The power of plants never ceases to amaze me. I have sunflowers growing in the cutting beds which are already over 2m/6′ tall, and the solstice is barely behind us. As the annuus indicates, sunflowers are an annual, and each one has grown from the familiar seed, encased in its smart black or black and white jacket. Mine are, as yet, just infants, although they are flowering well. Sunflowers will more typically reach 3m/10′ and Guinness World Record is held by a specimen which reached an improbable 9.17m/31.1′ tall. I have cut a selection as pictured below. It is not my first attempt to recreate a famous series of pictures, but I find the flowers difficult to position in the vase to create the right effect. Perhaps this is the advantage of painting, that real-world flowers can be positioned on canvas in an ideal distribution. Van Gogh considered yellow to be the colour of happiness, allegedly. I enjoy the classic yellow sunflowers – they are joyful indeed, but I find the fiery oranges and reds thrilling, especially so early in the year. They are proving useful as a cut flower too as once the flower at the apex is removed as many as six secondary flowers are developing lower down. These are smaller and less dramatic than the primary flower, but more amenable to being placed in a vase.

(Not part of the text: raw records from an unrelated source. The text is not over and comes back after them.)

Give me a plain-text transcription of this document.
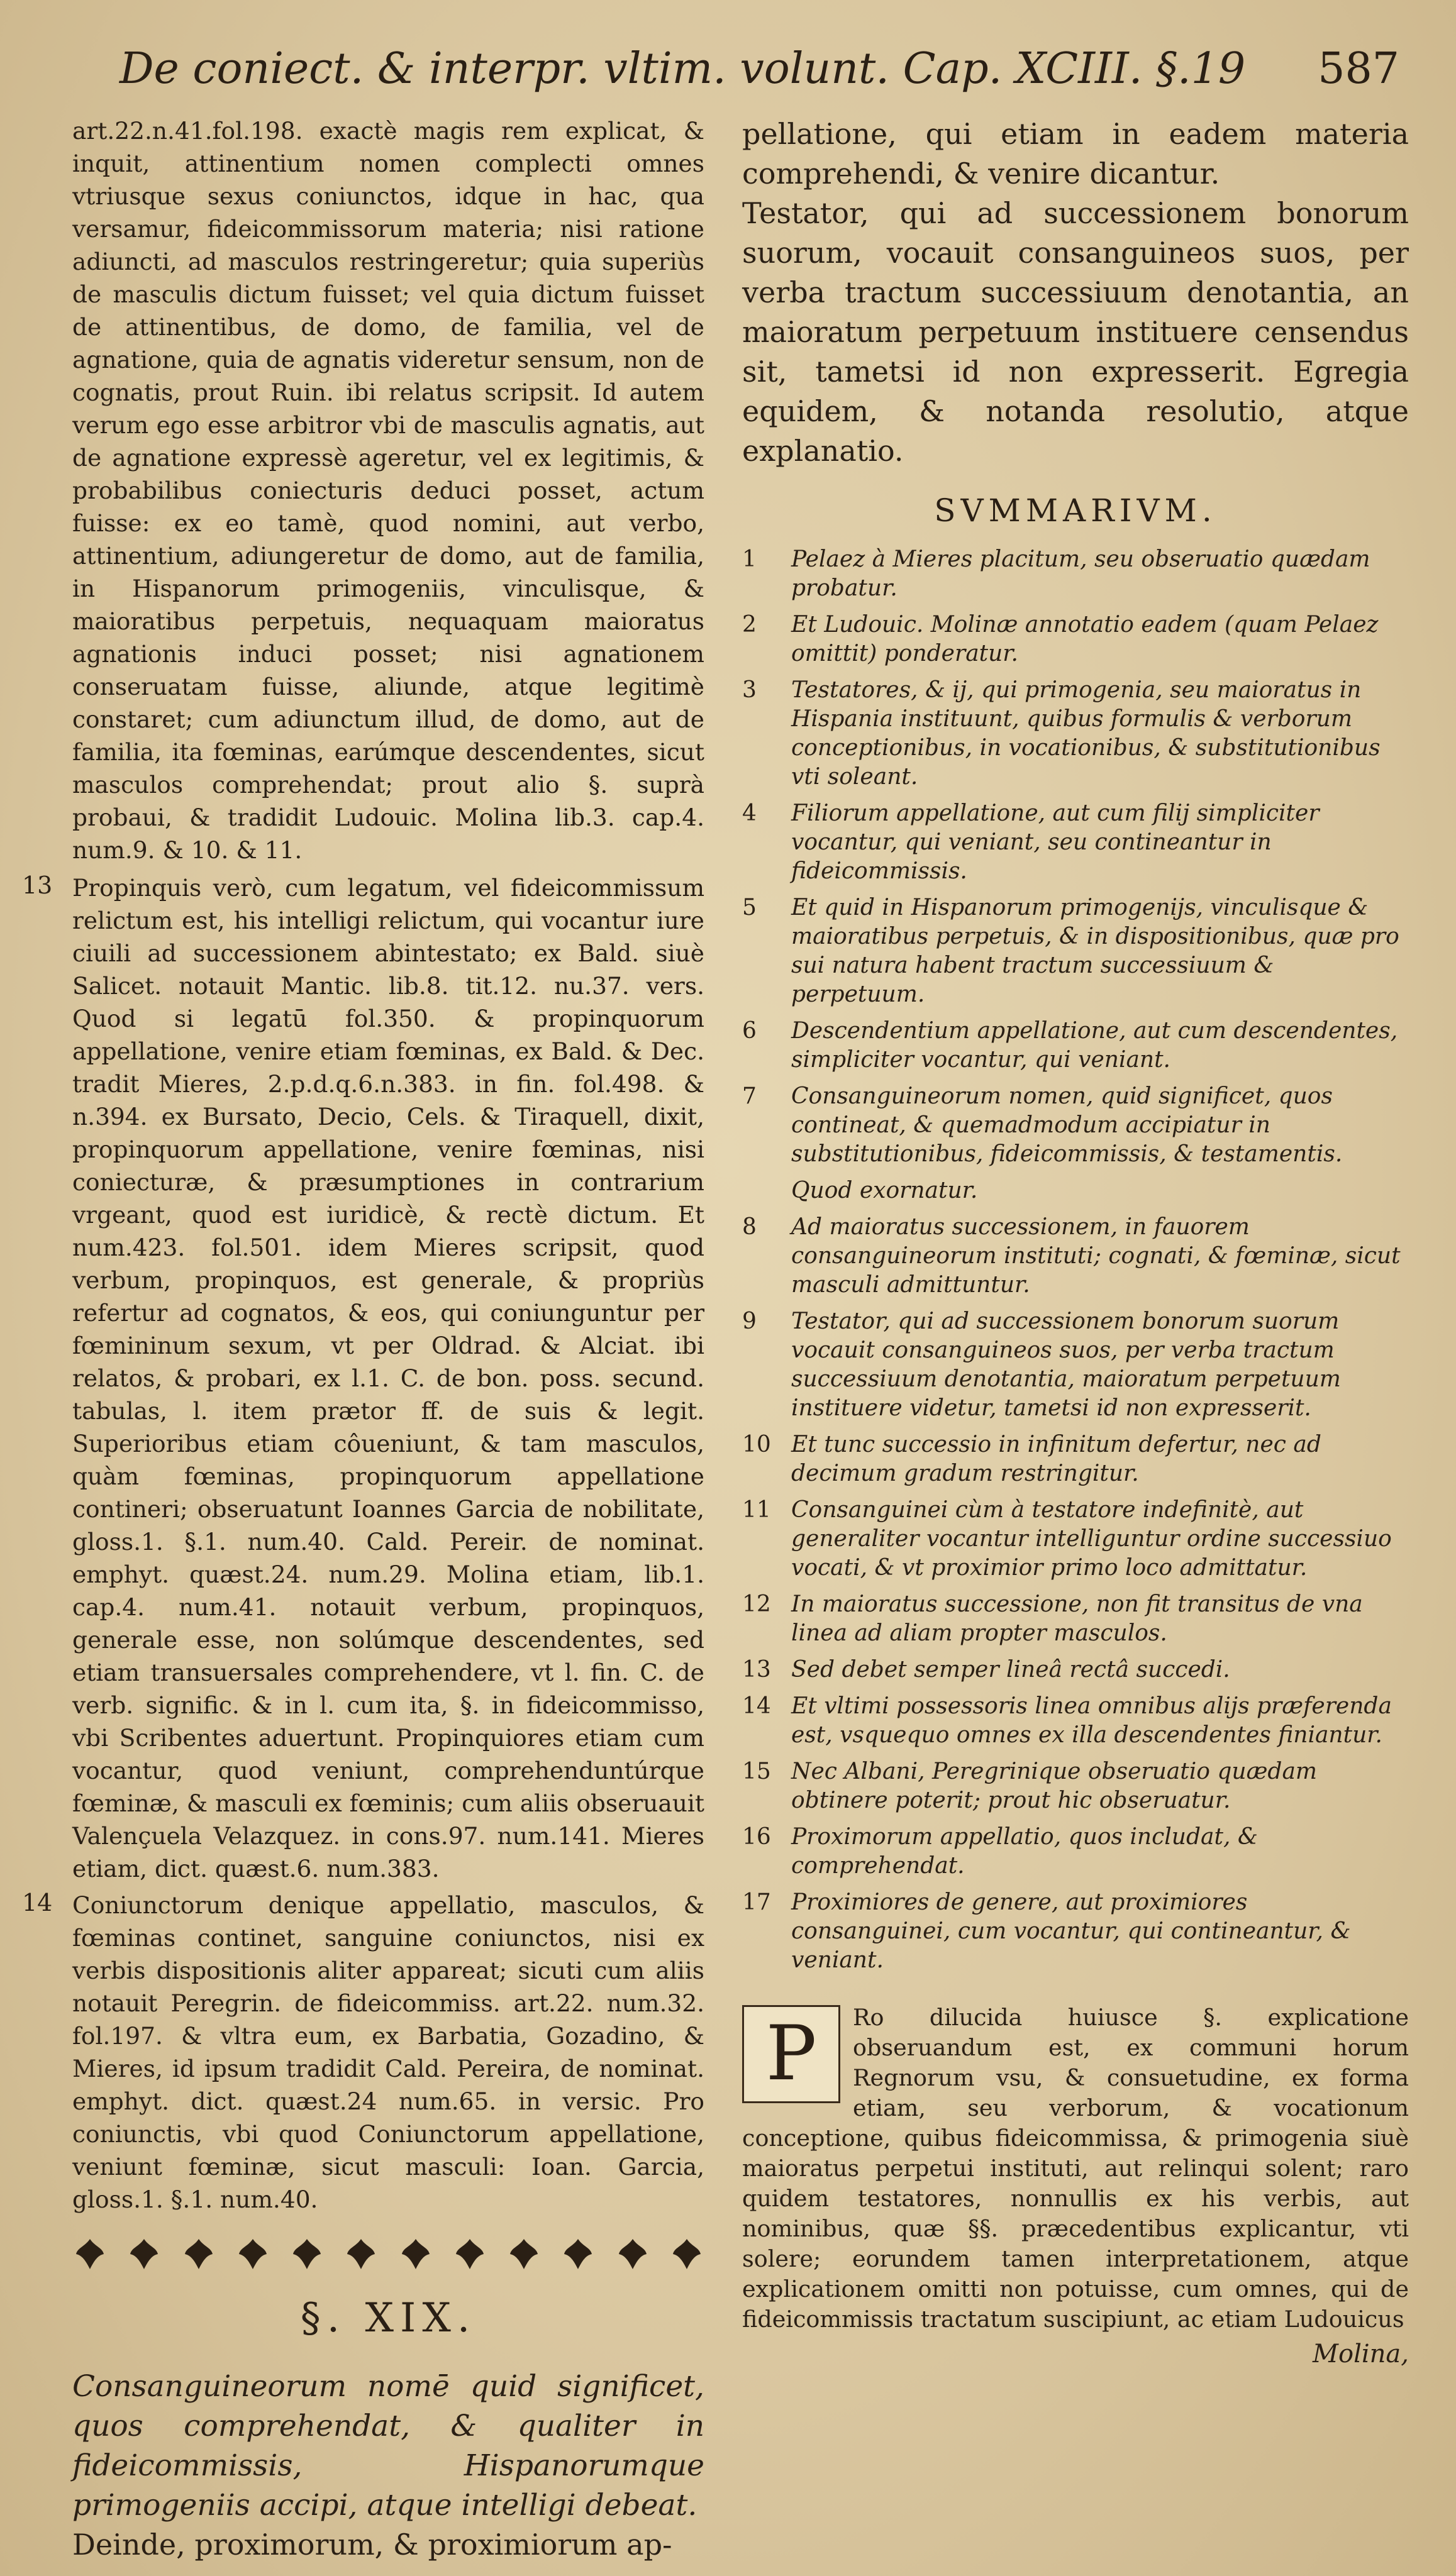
De coniect. & interpr. vltim. volunt. Cap. XCIII. §.19 587

art.22.n.41.fol.198. exactè magis rem explicat, & inquit, attinentium nomen complecti omnes vtriusque sexus coniunctos, idque in hac, qua versamur, fideicommissorum materia; nisi ratione adiuncti, ad masculos restringeretur; quia superiùs de masculis dictum fuisset; vel quia dictum fuisset de attinentibus, de domo, de familia, vel de agnatione, quia de agnatis videretur sensum, non de cognatis, prout Ruin. ibi relatus scripsit. Id autem verum ego esse arbitror vbi de masculis agnatis, aut de agnatione expressè ageretur, vel ex legitimis, & probabilibus coniecturis deduci posset, actum fuisse: ex eo tamè, quod nomini, aut verbo, attinentium, adiungeretur de domo, aut de familia, in Hispanorum primogeniis, vinculisque, & maioratibus perpetuis, nequaquam maioratus agnationis induci posset; nisi agnationem conseruatam fuisse, aliunde, atque legitimè constaret; cum adiunctum illud, de domo, aut de familia, ita fœminas, earúmque descendentes, sicut masculos comprehendat; prout alio §. suprà probaui, & tradidit Ludouic. Molina lib.3. cap.4. num.9. & 10. & 11.

13 Propinquis verò, cum legatum, vel fideicommissum relictum est, his intelligi relictum, qui vocantur iure ciuili ad successionem abintestato; ex Bald. siuè Salicet. notauit Mantic. lib.8. tit.12. nu.37. vers. Quod si legatū fol.350. & propinquorum appellatione, venire etiam fœminas, ex Bald. & Dec. tradit Mieres, 2.p.d.q.6.n.383. in fin. fol.498. & n.394. ex Bursato, Decio, Cels. & Tiraquell, dixit, propinquorum appellatione, venire fœminas, nisi coniecturæ, & præsumptiones in contrarium vrgeant, quod est iuridicè, & rectè dictum. Et num.423. fol.501. idem Mieres scripsit, quod verbum, propinquos, est generale, & propriùs refertur ad cognatos, & eos, qui coniunguntur per fœmininum sexum, vt per Oldrad. & Alciat. ibi relatos, & probari, ex l.1. C. de bon. poss. secund. tabulas, l. item prætor ff. de suis & legit. Superioribus etiam côueniunt, & tam masculos, quàm fœminas, propinquorum appellatione contineri; obseruatunt Ioannes Garcia de nobilitate, gloss.1. §.1. num.40. Cald. Pereir. de nominat. emphyt. quæst.24. num.29. Molina etiam, lib.1. cap.4. num.41. notauit verbum, propinquos, generale esse, non solúmque descendentes, sed etiam transuersales comprehendere, vt l. fin. C. de verb. signific. & in l. cum ita, §. in fideicommisso, vbi Scribentes aduertunt. Propinquiores etiam cum vocantur, quod veniunt, comprehenduntúrque fœminæ, & masculi ex fœminis; cum aliis obseruauit Valençuela Velazquez. in cons.97. num.141. Mieres etiam, dict. quæst.6. num.383.

14 Coniunctorum denique appellatio, masculos, & fœminas continet, sanguine coniunctos, nisi ex verbis dispositionis aliter appareat; sicuti cum aliis notauit Peregrin. de fideicommiss. art.22. num.32. fol.197. & vltra eum, ex Barbatia, Gozadino, & Mieres, id ipsum tradidit Cald. Pereira, de nominat. emphyt. dict. quæst.24 num.65. in versic. Pro coniunctis, vbi quod Coniunctorum appellatione, veniunt fœminæ, sicut masculi: Ioan. Garcia, gloss.1. §.1. num.40.

§. XIX.

Consanguineorum nomē quid significet, quos comprehendat, & qualiter in fideicommissis, Hispanorumque primogeniis accipi, atque intelligi debeat.

Deinde, proximorum, & proximiorum ap-

pellatione, qui etiam in eadem materia comprehendi, & venire dicantur.

Testator, qui ad successionem bonorum suorum, vocauit consanguineos suos, per verba tractum successiuum denotantia, an maioratum perpetuum instituere censendus sit, tametsi id non expresserit. Egregia equidem, & notanda resolutio, atque explanatio.

SVMMARIVM.
1 Pelaez à Mieres placitum, seu obseruatio quædam probatur.
2 Et Ludouic. Molinæ annotatio eadem (quam Pelaez omittit) ponderatur.
3 Testatores, & ij, qui primogenia, seu maioratus in Hispania instituunt, quibus formulis & verborum conceptionibus, in vocationibus, & substitutionibus vti soleant.
4 Filiorum appellatione, aut cum filij simpliciter vocantur, qui veniant, seu contineantur in fideicommissis.
5 Et quid in Hispanorum primogenijs, vinculisque & maioratibus perpetuis, & in dispositionibus, quæ pro sui natura habent tractum successiuum & perpetuum.
6 Descendentium appellatione, aut cum descendentes, simpliciter vocantur, qui veniant.
7 Consanguineorum nomen, quid significet, quos contineat, & quemadmodum accipiatur in substitutionibus, fideicommissis, & testamentis.
Quod exornatur.
8 Ad maioratus successionem, in fauorem consanguineorum instituti; cognati, & fœminæ, sicut masculi admittuntur.
9 Testator, qui ad successionem bonorum suorum vocauit consanguineos suos, per verba tractum successiuum denotantia, maioratum perpetuum instituere videtur, tametsi id non expresserit.
10 Et tunc successio in infinitum defertur, nec ad decimum gradum restringitur.
11 Consanguinei cùm à testatore indefinitè, aut generaliter vocantur intelliguntur ordine successiuo vocati, & vt proximior primo loco admittatur.
12 In maioratus successione, non fit transitus de vna linea ad aliam propter masculos.
13 Sed debet semper lineâ rectâ succedi.
14 Et vltimi possessoris linea omnibus alijs præferenda est, vsquequo omnes ex illa descendentes finiantur.
15 Nec Albani, Peregrinique obseruatio quædam obtinere poterit; prout hic obseruatur.
16 Proximorum appellatio, quos includat, & comprehendat.
17 Proximiores de genere, aut proximiores consanguinei, cum vocantur, qui contineantur, & veniant.
P	Ro dilucida huiusce §. explicatione obseruandum est, ex communi horum Regnorum vsu, & consuetudine, ex forma etiam, seu verborum, & vocationum conceptione, quibus fideicommissa, & primogenia siuè maioratus perpetui instituti, aut relinqui solent; raro quidem testatores, nonnullis ex his verbis, aut nominibus, quæ §§. præcedentibus explicantur, vti solere; eorundem tamen interpretationem, atque explicationem omitti non potuisse, cum omnes, qui de fideicommissis tractatum suscipiunt, ac etiam Ludouicus
Molina,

Sunflowers were an early domestication around 5000 years ago in what we now call the southern United States or Mexico, where all but three of the species are native. The early European settlers recognised its value immediately and seed was in Europe by the sixteenth century. Its value was always aesthetic as well as comestible. Although Van Gogh is most famously associated with the sunflower, Van Dyck painted a self-portrait with sunflowers larger than his own head in 1633AD. Louis XIV pressed it into service, somewhat inevitably. At Versailles, down each side of the Tapis Vert, there are urns of extraordinary size set on pedestals. Some are carved with tournesols. The work is exquisite. The cut of the line is so clean that they could be fresh from the stonemason’s yard. They are one of the highlights of a walk around the garden there. Was Louis happy with the superficial association of the flower and the sun, or was he trading on the reputed heliotropism, that the flower follows the sun during the course of the day? I suspect both.

In truth, only the immature flower bud tracks the sun, something it does even on a cloudy day. The mature inflorescence is almost always fixed facing east. This means that the flower head warms quickly and early in the day, when pollinating insects are still active in hot climates. It also ensures the best ripening conditions for the tightly packed, indeed, perfectly packed, seeds which follow pollination. The flowers of the central disc are arranged in interpenetrating left and right spirals which conform to the Fibonacci series of numbers. It is the most efficient arrangement in space possible.